In spite of this, Kerr remains hopeful that the W-League and Matildas can one day become an ingrained part of Australia’s rich sporting culture.

"I hope women’s football can  – I wouldn’t be giving up my life if I didn’t believe women’s sport was heading in the right direction," she said.

"Obviously there’s still a long way to go but it’s important the Matildas continue to succeed and the quality continues to improve in the home and away W-League season.

"So much of the W-League’s recent growth comes down to the success of the Matildas and the W-League is helping to produce our national team players."

After three years in the US, Kerr’s return to Australian football with Perth Glory comes as a timely boost for the W-League in its 10th season.

The homecoming follows a Golden Boot season in the National Women's Soccer League, which earned her offers from the likes of Chelsea and Barcelona.

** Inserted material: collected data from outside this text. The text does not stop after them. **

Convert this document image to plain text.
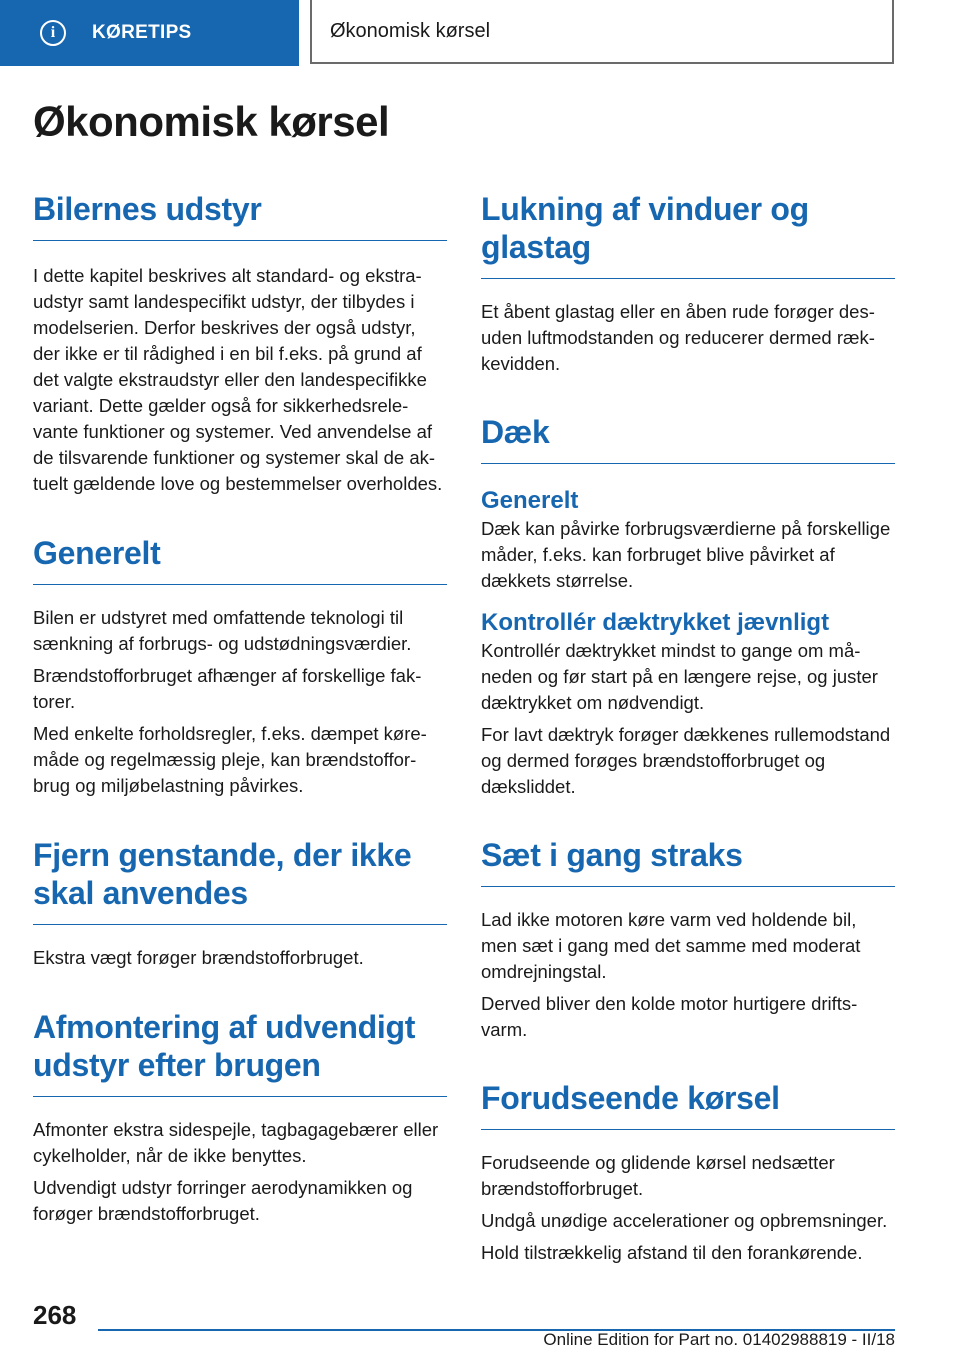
i	KØRETIPS	Økonomisk kørsel
Økonomisk kørsel
Bilernes udstyr

I dette kapitel beskrives alt standard- og ekstraudstyr samt landespecifikt udstyr, der tilbydes i modelserien. Derfor beskrives der også udstyr, der ikke er til rådighed i en bil f.eks. på grund af det valgte ekstraudstyr eller den landespecifikke variant. Dette gælder også for sikkerhedsrelevante funktioner og systemer. Ved anvendelse af de tilsvarende funktioner og systemer skal de aktuelt gældende love og bestemmelser overholdes.

Generelt

Bilen er udstyret med omfattende teknologi til sænkning af forbrugs- og udstødningsværdier.

Brændstofforbruget afhænger af forskellige faktorer.

Med enkelte forholdsregler, f.eks. dæmpet køremåde og regelmæssig pleje, kan brændstofforbrug og miljøbelastning påvirkes.

Fjern genstande, der ikke skal anvendes

Ekstra vægt forøger brændstofforbruget.

Afmontering af udvendigt udstyr efter brugen

Afmonter ekstra sidespejle, tagbagagebærer eller cykelholder, når de ikke benyttes.

Udvendigt udstyr forringer aerodynamikken og forøger brændstofforbruget.

Lukning af vinduer og glastag

Et åbent glastag eller en åben rude forøger desuden luftmodstanden og reducerer dermed rækkevidden.

Dæk
Generelt

Dæk kan påvirke forbrugsværdierne på forskellige måder, f.eks. kan forbruget blive påvirket af dækkets størrelse.

Kontrollér dæktrykket jævnligt

Kontrollér dæktrykket mindst to gange om måneden og før start på en længere rejse, og juster dæktrykket om nødvendigt.

For lavt dæktryk forøger dækkenes rullemodstand og dermed forøges brændstofforbruget og dæksliddet.

Sæt i gang straks

Lad ikke motoren køre varm ved holdende bil, men sæt i gang med det samme med moderat omdrejningstal.

Derved bliver den kolde motor hurtigere driftsvarm.

Forudseende kørsel

Forudseende og glidende kørsel nedsætter brændstofforbruget.

Undgå unødige accelerationer og opbremsninger.

Hold tilstrækkelig afstand til den forankørende.

268
Online Edition for Part no. 01402988819 - II/18
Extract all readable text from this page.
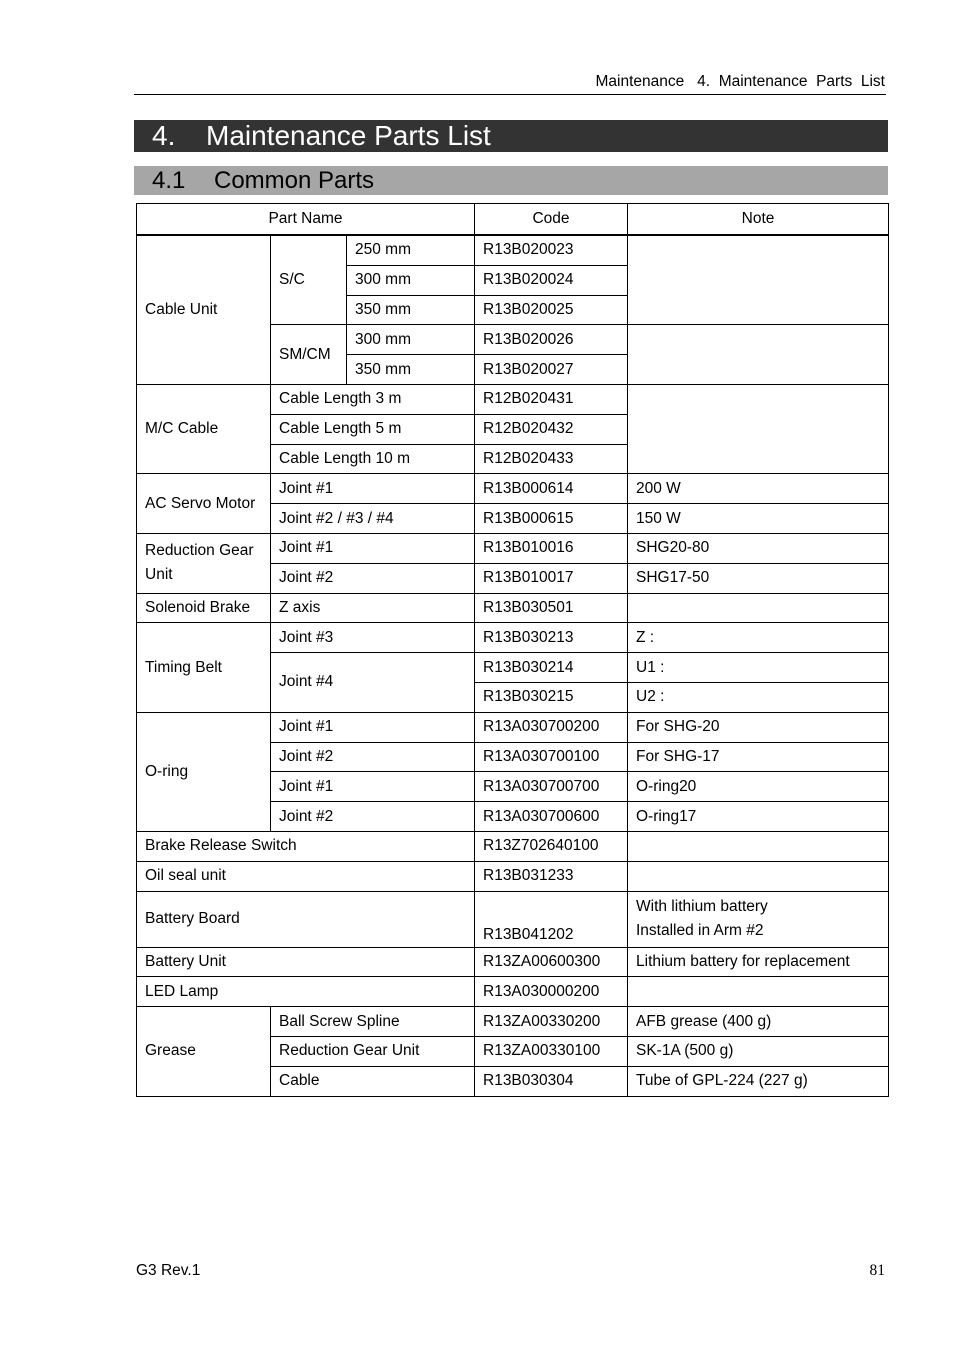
Maintenance 4.  Maintenance  Parts  List
4. Maintenance Parts List
4.1 Common Parts
Part Name			Code	Note
Cable Unit	S/C	250 mm	R13B020023	
		300 mm	R13B020024	
		350 mm	R13B020025	
	SM/CM	300 mm	R13B020026	
		350 mm	R13B020027	
M/C Cable	Cable Length 3 m		R12B020431	
	Cable Length 5 m		R12B020432	
	Cable Length 10 m		R12B020433	
AC Servo Motor	Joint #1		R13B000614	200 W
	Joint #2 / #3 / #4		R13B000615	150 W
Reduction Gear Unit	Joint #1		R13B010016	SHG20-80
	Joint #2		R13B010017	SHG17-50
Solenoid Brake	Z axis		R13B030501	
Timing Belt	Joint #3		R13B030213	Z :
	Joint #4		R13B030214	U1 :
			R13B030215	U2 :
O-ring	Joint #1		R13A030700200	For SHG-20
	Joint #2		R13A030700100	For SHG-17
	Joint #1		R13A030700700	O-ring20
	Joint #2		R13A030700600	O-ring17
Brake Release Switch			R13Z702640100	
Oil seal unit			R13B031233	
Battery Board			R13B041202	With lithium battery
Installed in Arm #2

Battery Unit			R13ZA00600300	Lithium battery for replacement
LED Lamp			R13A030000200	
Grease	Ball Screw Spline		R13ZA00330200	AFB grease (400 g)
	Reduction Gear Unit		R13ZA00330100	SK-1A (500 g)
	Cable		R13B030304	Tube of GPL-224 (227 g)
G3 Rev.1	81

While the NWSL is widely considered the most competitive women’s national league in the world, Kerr believes the W-League isn’t far off, and the chance to return to Perth was too strong to pass up.

She added: "It’s actually really similar; the main difference is that every player in the U.S is a professional, so the standard over there is obviously a little bit higher.

"But I love playing in Australia; it makes me proud knowing that I along with every other Matilda impacted the growth of the W-League at some point in our careers.

"My family would also have to pay thousands of dollars to travel to watch me play in the U.S but now they can watch me at home.

"The beaches and coffees aren’t bad either."

Kerr took out this years ESPY award for Best International Women’s Soccer Player.